There was a fearfully vindictive gleam in the bright eyes now, and the doctor shudderingly looked away, while ’Lina, with a soft tone, continued: “You believed me rich, and whether you loved me afterward or not, you sought me first for my money. I kept up the delusion, for in no other way could I have won you. Dr. Richards, if I die, as perhaps I may, I shall have one less sin for which to atone, if I confess to you that instead of the heiress you imagined me to be, I had scarcely money enough to pay my board at that hotel. Hugh, who himself is poor, furnished what means I had, and most of my jewelry was borrowed. Do you hear that? Do you know what you have escaped?”
She almost shrieked at the last.
“Go,” she continued, “find your Adah. It’s nothing but Adah now. I see her name in everything. Hugh thinks of nothing else, and why should he? She’s his sister, and I—oh! I’m nobody but a beggarly servant’s brat. I wish I was dead! I wish I was dead! and I will be pretty soon.”
This was their parting, and the doctor left her room a soberer, sadder man than he had entered it. Half an hour later, and he, with Anna, was fast nearing Versailles, where they were joined by Mr. Millbrook, and together the three started on their homeward route.

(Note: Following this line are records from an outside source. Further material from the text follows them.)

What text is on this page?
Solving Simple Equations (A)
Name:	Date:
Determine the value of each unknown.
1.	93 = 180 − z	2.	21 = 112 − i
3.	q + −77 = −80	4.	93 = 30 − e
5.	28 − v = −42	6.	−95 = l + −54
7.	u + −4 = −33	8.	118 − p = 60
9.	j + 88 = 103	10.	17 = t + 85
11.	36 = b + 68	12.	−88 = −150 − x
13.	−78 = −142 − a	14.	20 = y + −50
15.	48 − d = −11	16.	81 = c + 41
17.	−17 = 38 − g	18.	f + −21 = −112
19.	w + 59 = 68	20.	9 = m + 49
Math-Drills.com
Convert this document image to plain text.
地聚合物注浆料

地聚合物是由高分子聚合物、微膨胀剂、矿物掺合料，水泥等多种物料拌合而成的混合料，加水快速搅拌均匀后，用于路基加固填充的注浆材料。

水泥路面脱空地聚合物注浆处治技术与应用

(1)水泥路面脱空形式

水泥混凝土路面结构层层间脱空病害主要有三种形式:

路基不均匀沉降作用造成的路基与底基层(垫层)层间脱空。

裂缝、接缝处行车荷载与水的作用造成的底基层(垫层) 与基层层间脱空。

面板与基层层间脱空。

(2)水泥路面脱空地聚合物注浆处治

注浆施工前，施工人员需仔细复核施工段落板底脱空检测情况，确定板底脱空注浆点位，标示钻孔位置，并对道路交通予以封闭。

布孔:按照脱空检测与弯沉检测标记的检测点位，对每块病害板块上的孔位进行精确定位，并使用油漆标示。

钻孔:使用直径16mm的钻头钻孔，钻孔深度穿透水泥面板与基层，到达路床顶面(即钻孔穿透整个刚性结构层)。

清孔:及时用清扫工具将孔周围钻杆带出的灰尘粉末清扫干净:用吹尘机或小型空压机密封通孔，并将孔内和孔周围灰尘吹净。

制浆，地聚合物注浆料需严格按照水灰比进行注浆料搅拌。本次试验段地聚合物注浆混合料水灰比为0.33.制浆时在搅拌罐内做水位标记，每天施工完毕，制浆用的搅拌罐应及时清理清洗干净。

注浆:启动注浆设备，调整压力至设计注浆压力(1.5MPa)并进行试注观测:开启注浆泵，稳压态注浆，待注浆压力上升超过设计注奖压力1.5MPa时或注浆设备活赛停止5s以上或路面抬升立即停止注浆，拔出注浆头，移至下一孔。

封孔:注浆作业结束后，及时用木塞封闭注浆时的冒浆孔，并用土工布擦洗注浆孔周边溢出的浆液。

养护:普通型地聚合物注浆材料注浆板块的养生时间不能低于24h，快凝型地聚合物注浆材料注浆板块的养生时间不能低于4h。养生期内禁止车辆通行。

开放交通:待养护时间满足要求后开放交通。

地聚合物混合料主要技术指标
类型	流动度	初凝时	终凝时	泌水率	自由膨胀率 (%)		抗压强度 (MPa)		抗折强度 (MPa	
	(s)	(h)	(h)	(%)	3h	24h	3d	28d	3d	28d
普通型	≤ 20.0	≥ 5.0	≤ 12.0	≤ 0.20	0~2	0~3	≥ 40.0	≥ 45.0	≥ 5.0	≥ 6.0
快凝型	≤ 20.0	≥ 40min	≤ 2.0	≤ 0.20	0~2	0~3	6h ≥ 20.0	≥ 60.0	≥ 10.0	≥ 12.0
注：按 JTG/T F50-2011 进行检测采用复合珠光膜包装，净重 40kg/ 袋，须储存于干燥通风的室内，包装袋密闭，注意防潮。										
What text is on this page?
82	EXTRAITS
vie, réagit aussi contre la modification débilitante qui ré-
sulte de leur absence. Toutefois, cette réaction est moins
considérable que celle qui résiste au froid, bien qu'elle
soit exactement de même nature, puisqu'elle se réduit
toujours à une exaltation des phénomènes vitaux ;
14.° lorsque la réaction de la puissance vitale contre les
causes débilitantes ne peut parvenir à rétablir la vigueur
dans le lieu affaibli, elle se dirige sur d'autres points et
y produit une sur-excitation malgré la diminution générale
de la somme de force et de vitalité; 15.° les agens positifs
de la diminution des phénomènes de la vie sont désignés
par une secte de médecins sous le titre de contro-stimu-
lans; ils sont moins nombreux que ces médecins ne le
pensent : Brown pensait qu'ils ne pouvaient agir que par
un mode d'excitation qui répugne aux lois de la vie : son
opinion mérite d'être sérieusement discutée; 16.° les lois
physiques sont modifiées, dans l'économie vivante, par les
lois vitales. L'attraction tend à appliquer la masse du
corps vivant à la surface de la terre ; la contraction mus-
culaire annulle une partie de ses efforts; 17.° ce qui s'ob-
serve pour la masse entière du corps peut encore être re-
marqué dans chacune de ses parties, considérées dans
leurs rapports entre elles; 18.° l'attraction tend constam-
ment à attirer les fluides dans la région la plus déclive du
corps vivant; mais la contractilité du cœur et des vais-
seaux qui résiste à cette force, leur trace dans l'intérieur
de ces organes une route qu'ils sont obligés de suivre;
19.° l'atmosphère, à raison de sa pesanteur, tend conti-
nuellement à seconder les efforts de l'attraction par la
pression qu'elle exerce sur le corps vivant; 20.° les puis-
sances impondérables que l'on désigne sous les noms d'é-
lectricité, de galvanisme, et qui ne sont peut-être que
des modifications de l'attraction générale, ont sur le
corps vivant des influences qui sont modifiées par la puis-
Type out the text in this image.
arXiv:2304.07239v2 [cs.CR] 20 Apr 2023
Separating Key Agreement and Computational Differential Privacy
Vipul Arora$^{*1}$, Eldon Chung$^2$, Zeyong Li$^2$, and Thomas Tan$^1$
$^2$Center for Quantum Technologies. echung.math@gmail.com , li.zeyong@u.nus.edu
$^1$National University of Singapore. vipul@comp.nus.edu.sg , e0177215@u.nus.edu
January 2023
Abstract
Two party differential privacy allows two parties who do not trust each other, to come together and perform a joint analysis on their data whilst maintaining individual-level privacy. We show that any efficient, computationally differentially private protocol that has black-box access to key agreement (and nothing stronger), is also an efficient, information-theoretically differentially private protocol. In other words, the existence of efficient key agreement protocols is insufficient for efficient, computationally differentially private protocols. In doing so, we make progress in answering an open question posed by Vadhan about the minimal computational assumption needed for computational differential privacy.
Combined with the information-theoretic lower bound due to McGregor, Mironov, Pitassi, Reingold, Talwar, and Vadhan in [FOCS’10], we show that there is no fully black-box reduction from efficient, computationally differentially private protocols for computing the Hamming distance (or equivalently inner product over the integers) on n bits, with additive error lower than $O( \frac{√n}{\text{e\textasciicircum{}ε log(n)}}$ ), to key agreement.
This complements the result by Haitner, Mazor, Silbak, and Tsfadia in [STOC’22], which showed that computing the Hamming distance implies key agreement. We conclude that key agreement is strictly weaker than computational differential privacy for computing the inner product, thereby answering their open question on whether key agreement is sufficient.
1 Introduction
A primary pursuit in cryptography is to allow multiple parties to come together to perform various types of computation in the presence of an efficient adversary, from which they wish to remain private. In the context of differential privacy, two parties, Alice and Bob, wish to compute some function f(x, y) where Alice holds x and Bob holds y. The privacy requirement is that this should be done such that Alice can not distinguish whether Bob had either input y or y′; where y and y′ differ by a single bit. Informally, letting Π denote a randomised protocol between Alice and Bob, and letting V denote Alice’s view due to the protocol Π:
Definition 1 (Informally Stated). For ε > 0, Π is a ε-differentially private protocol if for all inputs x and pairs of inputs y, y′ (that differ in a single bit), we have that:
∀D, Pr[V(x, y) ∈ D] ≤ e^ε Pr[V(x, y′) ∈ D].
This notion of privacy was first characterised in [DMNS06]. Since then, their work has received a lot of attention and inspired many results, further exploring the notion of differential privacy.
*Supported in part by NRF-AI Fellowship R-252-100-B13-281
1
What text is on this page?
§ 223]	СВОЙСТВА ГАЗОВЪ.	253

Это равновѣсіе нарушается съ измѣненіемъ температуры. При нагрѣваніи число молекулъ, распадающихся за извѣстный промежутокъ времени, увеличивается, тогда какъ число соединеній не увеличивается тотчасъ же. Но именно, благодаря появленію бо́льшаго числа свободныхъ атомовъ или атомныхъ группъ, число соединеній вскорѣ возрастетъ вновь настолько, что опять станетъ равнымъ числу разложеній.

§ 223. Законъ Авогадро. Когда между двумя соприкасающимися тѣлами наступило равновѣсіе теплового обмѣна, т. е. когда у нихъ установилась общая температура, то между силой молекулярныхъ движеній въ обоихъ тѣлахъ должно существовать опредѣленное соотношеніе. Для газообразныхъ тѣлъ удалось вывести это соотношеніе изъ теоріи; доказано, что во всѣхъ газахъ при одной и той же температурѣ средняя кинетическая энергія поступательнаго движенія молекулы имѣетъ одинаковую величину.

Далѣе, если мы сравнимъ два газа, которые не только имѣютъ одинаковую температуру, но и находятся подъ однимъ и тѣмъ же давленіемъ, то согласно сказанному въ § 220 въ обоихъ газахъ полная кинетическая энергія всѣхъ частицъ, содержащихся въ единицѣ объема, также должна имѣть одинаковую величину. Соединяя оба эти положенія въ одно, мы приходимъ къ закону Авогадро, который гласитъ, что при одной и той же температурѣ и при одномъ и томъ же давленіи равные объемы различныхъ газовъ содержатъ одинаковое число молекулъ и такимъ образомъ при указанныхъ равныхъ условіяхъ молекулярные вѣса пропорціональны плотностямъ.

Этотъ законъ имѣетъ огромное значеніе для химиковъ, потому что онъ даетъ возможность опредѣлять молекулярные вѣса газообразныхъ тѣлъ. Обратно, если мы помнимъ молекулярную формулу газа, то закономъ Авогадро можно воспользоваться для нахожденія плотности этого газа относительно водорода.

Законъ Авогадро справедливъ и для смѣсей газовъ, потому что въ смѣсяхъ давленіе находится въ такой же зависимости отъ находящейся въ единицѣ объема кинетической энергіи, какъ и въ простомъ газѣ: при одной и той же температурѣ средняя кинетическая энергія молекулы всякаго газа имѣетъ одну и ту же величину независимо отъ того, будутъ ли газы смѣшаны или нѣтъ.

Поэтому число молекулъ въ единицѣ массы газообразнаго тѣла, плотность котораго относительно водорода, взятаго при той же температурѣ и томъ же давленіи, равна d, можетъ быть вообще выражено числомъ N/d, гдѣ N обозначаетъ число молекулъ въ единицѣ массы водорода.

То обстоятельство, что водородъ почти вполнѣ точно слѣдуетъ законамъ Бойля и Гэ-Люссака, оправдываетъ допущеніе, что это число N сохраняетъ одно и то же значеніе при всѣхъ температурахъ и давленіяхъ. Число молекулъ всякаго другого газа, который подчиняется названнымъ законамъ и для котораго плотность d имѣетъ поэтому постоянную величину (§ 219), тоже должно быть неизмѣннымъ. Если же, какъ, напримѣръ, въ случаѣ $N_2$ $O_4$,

Rapidly the tidings flew, told in a thousand different ways, and the neighborhood was all on fire with the strange gossip. But little cared they at Spring Bank for the storm outside, so fierce a one was beating at their doors, that even the fall of Sumter failed to elicit more than a casual remark from Hugh, who read without the slightest emotion the President’s call for seventy-five thousand men. Tenderer than a brother was Hugh to the sick girl upstairs, staying by her so patiently that none save Alice ever guessed how he longed to be free and join in the search for Adah. To her it had been revealed by a few words accidentally overheard. “Oh, Adah, sister, I know that I could find you, but my duty is here.”